There is a new SvelteKit javascript project for a lemmy-ui alternative: https://lemmy.world/comment/258368
Obviously there are plenty of bugs and QoL features that could dramatically improve the usage of Lemmy
Federation is not reliably delivering comments and other Lemmy content between servers. People need to be looking for such problems, so far there isn’t any tool to observe or track this problem.
One more thing I forgot to mention. The nginx 500 errors people are getting on multiple Lemmy sites could improve shortly with the release of 0.18 that stops using websockets. Right now Lemmy webapp is passing those through nginx for every web browser client.
something like Apache Kafka
Not that I see. A database like PostgreSQL can work, but you have to be really careful how new data flows into the database. As writing to the database involves record locking and invalidates the cache for output.
Or changing to something that can be scaled, like cockroach db or neondb?
Taking the bulk data, comments and postings, outside PostgreSQL would help. Especially since what most people are reading on a Reddit-like website is content form the last 48 hours… and your caching potential dies way down as people move on to the newer content.
The comments alone are the primary problem, there are lot of them on each posting and they are bulky data. Also comments are unique data.
I doubt it is anything that level. The problem is the data itself, in the datababase.
A reddit-like website is like email, every load from the database has unique content. You really have to be very careful when designing for scalability when almost all the data is unique.
As opposed to a site like Amazon where the listing for a toothbrush is not unqiue on every page load. There aren’t new comments and new votes altering the toothbrush listing every time a user refreshes the page. And people aren’t switching brands of toothbrush every 24 hours like the front page of Reddit abandons old data and starts with fresh data.
The problems I see with Lemmy performance all point to SQL being poorly optimized. In particular, federation is doing database inserts of new content from other servers - and many servers can be incoming at the same time with their new postings, comments, votes. Priority is not given to interactive webapp/API users.
Using a SQL database for a backend of a website with unique data all over the place is very tricky. You have to be really program the app to avoid touching the database and create queues and such when you can. Reddit (at lest 9 years ago when they open sourced it) is also based on PostgreSQL - and you will see they do not do live inserts into comments like Lemmy does - they queue them using something other than the main database then insert them in batch.
email MTA apps I’ve seen do the same thing, they queue files to disk before putting into the main database.
I don’t think nginx is the problem, the bottleneck is the backend of the backend, PostgreSQL doing all that I/O and record locking.
There was a posting I saved about some people saying they were going to code on front-end: https://lemmy.ml/post/1199330
Does anyone know what’s going on with Lemmy.ml?

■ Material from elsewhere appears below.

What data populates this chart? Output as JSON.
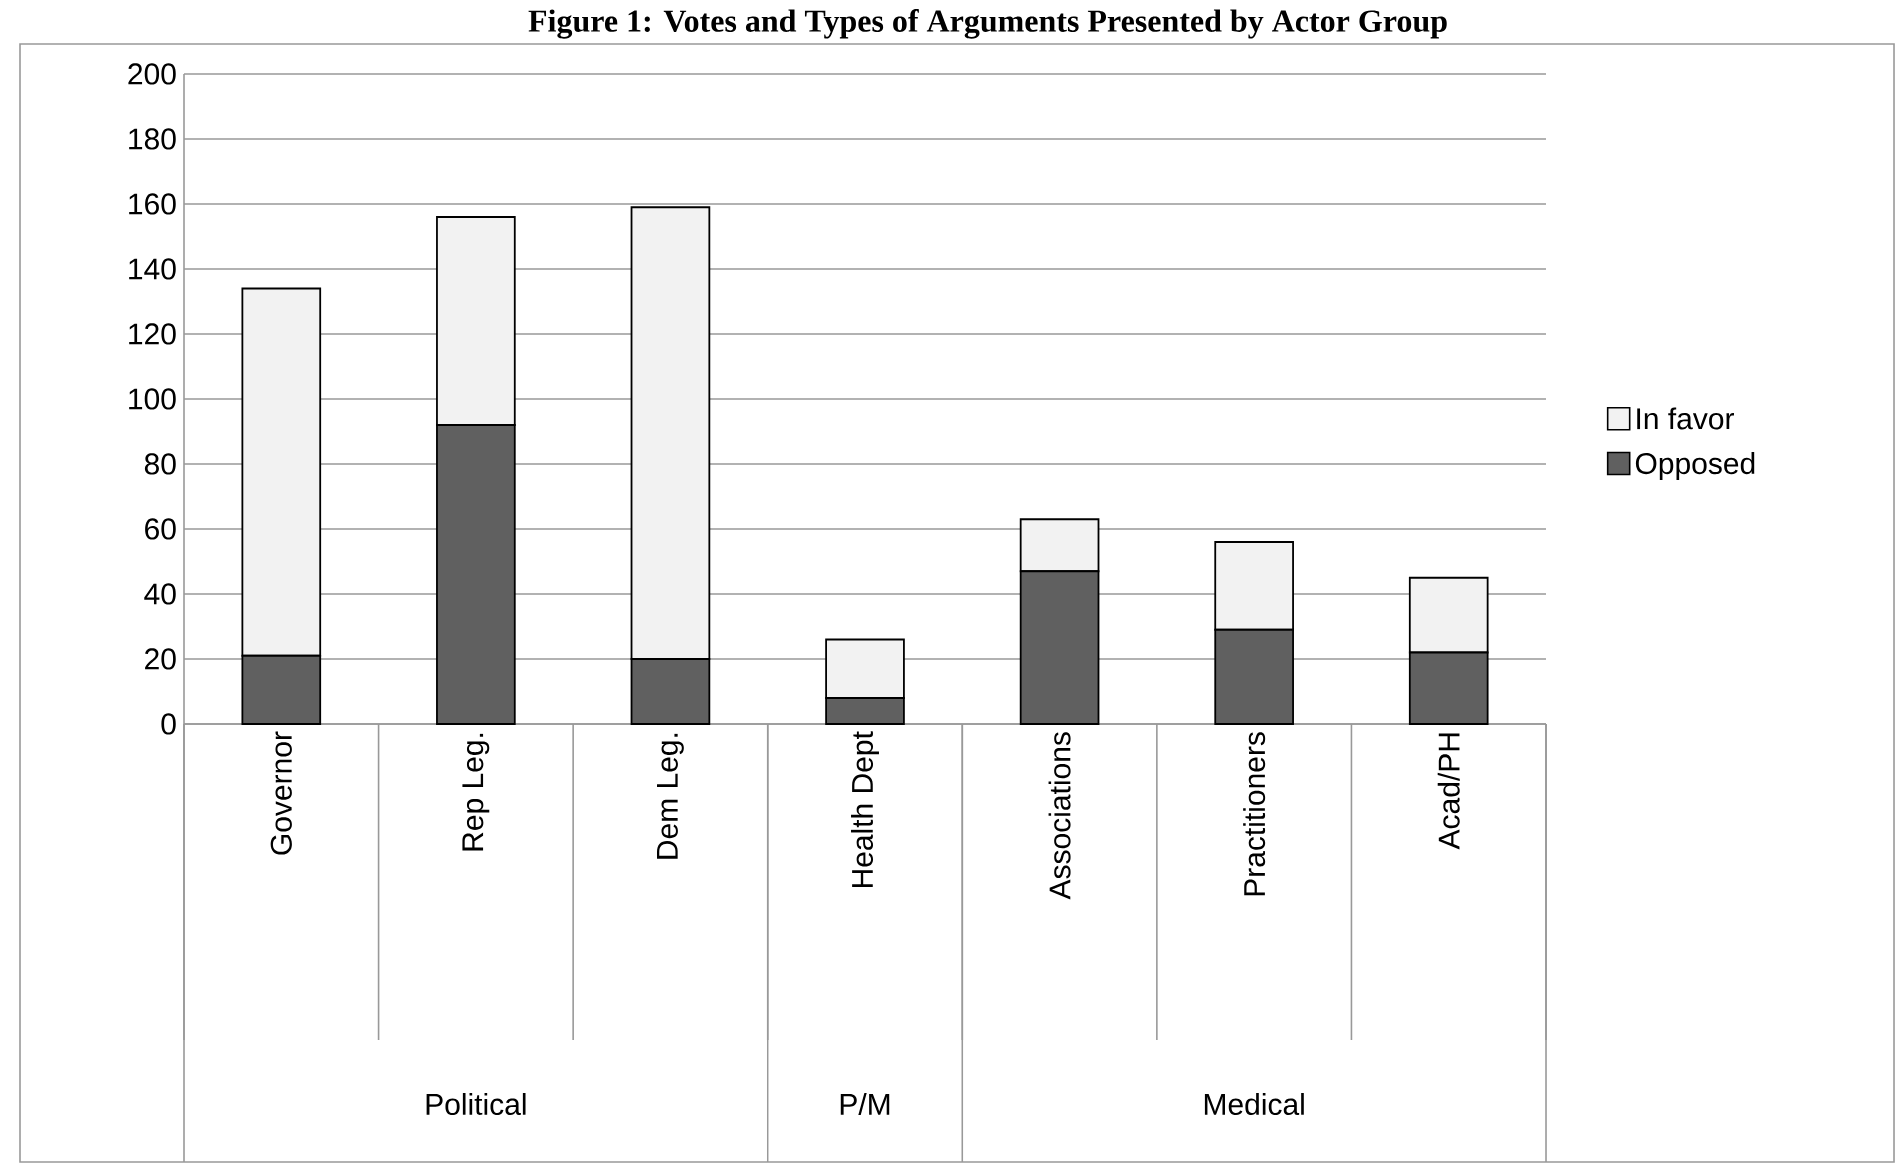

Serious scaling problems with the database in Lemmy. The code was not really tested and tuned for the quantity of federation peers to replicate with, comments, votes, postings. A lot of big communities over there to replicate.
I’m seeing pending on all my remote Join to communities hosted there.
Community: snoocalypse
Community: snoocalypse
Community: snoocalypse
The constant crashes of Lemmy from performance issues have really been hard on me, because I just don’t like seeing it happen to people. It’s honestly been the worst web site in terms of stability I’ve used in over a decade.
Lots of good comments here on this discussion.